就在小斐发愣时,她拿在手中的茶杯简直被莞儿用扇柄打翻。
“啊!”
滚烫的茶水倒在她的手背,又一次烫得她忍不住发出尖叫声。
就像是被看到她被烫红的手背,莞儿站起身用象牙骨雕花白绢扇的扇柄狠狠戳着小斐的额头:“你这丫鬟竟还会装!去院中站着,直到太阳落山为止。”
已至仲夏,此时正是晌午太阳最毒辣之时,小斐完全没有料到莞儿竟会想出这么毒辣的办法来收拾她。

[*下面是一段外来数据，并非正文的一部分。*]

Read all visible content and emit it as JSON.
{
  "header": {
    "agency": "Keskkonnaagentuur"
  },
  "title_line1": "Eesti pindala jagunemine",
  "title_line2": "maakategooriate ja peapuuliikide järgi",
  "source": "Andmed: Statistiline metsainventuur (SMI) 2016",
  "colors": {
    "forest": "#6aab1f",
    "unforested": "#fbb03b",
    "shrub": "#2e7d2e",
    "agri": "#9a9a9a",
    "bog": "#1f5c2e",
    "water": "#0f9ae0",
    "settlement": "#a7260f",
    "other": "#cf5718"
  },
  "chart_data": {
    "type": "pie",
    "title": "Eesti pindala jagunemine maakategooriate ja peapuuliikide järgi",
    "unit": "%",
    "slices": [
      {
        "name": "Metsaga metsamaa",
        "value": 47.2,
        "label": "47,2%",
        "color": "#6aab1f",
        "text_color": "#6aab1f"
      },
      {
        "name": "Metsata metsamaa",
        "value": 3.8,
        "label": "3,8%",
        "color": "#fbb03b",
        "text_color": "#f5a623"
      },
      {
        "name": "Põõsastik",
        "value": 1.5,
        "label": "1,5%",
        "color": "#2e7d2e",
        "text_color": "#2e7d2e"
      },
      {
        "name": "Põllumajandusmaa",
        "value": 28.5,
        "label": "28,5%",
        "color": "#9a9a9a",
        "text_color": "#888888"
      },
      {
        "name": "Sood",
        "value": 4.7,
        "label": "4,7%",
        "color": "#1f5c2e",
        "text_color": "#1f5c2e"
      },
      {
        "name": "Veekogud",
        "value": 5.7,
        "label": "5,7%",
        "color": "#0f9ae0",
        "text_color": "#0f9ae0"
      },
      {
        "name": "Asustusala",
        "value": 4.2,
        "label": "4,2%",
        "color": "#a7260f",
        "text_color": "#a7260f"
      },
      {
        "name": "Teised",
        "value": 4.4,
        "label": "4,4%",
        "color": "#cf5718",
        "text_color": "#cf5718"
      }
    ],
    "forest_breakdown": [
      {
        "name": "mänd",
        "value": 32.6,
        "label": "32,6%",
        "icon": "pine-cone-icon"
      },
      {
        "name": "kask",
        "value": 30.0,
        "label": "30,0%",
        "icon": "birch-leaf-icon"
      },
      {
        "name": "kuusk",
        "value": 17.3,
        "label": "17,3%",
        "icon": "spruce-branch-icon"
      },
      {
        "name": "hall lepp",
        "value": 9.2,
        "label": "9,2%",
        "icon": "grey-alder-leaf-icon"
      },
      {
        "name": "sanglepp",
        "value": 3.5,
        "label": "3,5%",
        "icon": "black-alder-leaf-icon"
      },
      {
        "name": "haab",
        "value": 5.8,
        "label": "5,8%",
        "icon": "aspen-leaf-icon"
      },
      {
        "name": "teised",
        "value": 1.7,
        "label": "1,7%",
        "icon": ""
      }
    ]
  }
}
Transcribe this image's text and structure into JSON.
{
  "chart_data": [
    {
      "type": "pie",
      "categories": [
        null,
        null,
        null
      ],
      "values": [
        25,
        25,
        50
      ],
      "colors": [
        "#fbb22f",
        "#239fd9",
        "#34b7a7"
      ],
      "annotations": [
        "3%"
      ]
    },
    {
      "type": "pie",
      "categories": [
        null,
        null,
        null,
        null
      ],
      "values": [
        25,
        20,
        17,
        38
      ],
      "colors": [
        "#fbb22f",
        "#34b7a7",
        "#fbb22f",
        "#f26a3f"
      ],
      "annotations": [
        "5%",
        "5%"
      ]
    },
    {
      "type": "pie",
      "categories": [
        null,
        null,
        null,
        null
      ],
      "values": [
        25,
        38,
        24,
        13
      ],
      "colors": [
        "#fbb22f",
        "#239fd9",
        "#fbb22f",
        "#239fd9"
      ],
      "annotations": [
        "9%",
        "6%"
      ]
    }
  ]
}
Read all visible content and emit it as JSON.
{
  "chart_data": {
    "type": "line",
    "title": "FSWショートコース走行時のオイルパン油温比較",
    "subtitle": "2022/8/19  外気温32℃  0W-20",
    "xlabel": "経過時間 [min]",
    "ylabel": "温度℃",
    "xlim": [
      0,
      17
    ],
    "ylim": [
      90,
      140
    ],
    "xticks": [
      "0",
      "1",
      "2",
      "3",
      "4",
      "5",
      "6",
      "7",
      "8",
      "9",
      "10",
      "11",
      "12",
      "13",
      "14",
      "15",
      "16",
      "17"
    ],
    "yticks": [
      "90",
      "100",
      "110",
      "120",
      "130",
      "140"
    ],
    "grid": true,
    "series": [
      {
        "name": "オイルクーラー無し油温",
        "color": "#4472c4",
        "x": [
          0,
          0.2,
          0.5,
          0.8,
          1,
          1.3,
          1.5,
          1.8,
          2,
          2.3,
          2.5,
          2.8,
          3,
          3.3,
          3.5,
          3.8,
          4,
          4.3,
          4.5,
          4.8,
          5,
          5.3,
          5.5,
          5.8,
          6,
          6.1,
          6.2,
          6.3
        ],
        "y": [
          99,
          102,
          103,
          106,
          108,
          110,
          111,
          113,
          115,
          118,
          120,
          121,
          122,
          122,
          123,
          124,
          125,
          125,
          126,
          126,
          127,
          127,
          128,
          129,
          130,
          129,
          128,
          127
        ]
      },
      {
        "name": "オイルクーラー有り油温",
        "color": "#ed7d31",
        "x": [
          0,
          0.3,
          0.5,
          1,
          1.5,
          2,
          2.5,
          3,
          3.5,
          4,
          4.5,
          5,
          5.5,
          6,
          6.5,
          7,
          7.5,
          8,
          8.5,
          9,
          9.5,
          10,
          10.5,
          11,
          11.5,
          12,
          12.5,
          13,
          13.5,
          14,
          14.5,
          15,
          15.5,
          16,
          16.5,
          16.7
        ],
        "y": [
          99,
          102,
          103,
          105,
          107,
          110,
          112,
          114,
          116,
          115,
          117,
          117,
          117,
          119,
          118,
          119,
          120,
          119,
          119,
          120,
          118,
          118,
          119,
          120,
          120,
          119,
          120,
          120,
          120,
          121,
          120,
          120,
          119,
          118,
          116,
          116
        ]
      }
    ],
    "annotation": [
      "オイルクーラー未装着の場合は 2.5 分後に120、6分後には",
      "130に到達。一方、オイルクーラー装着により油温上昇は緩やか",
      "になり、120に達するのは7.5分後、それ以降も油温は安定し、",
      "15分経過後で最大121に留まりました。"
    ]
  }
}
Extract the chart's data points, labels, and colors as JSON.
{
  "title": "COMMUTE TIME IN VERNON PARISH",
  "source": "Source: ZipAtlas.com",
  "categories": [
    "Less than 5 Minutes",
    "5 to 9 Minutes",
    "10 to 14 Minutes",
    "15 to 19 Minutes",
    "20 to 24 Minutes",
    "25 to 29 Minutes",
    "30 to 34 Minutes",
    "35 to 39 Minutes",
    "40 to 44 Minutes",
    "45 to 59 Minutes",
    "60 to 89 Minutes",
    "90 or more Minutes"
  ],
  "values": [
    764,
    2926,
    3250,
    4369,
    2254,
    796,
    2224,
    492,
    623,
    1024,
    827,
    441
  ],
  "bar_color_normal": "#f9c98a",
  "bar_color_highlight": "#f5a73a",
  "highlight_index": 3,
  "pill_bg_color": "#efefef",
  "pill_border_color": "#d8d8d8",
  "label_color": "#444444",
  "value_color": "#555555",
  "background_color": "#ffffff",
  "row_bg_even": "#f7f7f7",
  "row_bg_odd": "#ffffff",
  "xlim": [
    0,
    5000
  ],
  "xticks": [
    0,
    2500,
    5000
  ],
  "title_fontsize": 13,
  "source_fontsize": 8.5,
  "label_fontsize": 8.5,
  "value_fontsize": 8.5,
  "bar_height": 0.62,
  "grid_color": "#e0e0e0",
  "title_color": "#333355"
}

见小斐闻言傻站在她跟前不动,莞儿又用扇柄狠戳小斐的额头,厉声道:“怎么?你难道还在惦记李香君对你的好?我告诉你,李香君她是不可能再回到阮府的。我董小宛才是阮集之的女人!”
头盖骨好似快要被莞儿给戳碎。
有的人越是强调自己现在所拥有的,便代表她其实不曾拥有。
在小斐看来,莞儿便是这样的人。
看到自小斐眼中一闪而过的嘲讽笑意,莞儿动作一顿。
莞儿目光一凛,沉声道:“你笑什么?”
小斐自然不会承认。
小斐摇头否认:“小斐没笑。”
这死丫头没有笑?
她明明是在嘲笑她,嘲笑她就算住进这阮府中,霸占了李香君的所有东西,但她却还是无法霸占阮集之。
为什么!
为什么李香君能够轻易得到的东西,但她却偏偏不能!
嫉妒之火熊熊在心中燃烧,望向小斐那该死的嘴脸,莞儿发出刺耳的喊声:“滚出去!”
宁可去院中晒着烈日罚站,小斐也不愿继续伺候在莞儿身边。
烈日当头,小斐站在院中,浑身的汗犹如雨下。
之前水润的双唇如今早已开裂,看似无人的后院,她却能够感受到无数怜悯同情的目光。
过去有爷替她撑腰,她在这府上何等风光。
可是现在,她却成了其他丫鬟家丁怜悯的对象。
体内的水分不断流失,她的意识也随之变得越来越模糊。
“爷……你什么时候回来?”
“为何你会任由那心如蛇蝎般的董小宛在阮府中耀武扬威……”
就在小斐失去意识之前,她发出微不可闻的声音。
“给我泼醒!”
一桶凉水泼在小斐身上,中暑的小斐缓缓睁开眼看到夜幕下,目光狰狞的莞儿居高临下地站在她跟前冷声道:“像这种只知道偷懒不做事的丫鬟给我卖去媚香楼。”
被毒辣的烈日晒了一下午,初初醒来的小斐脑袋昏沉得厉害,等她听清莞儿的话,已被护卫架住双臂。
完全不敢相信自莞儿口中说出的话,犹如遭到雷劈的小斐瞪大眼睛,看向冷望着她的莞儿喊道:“你……你说什么!”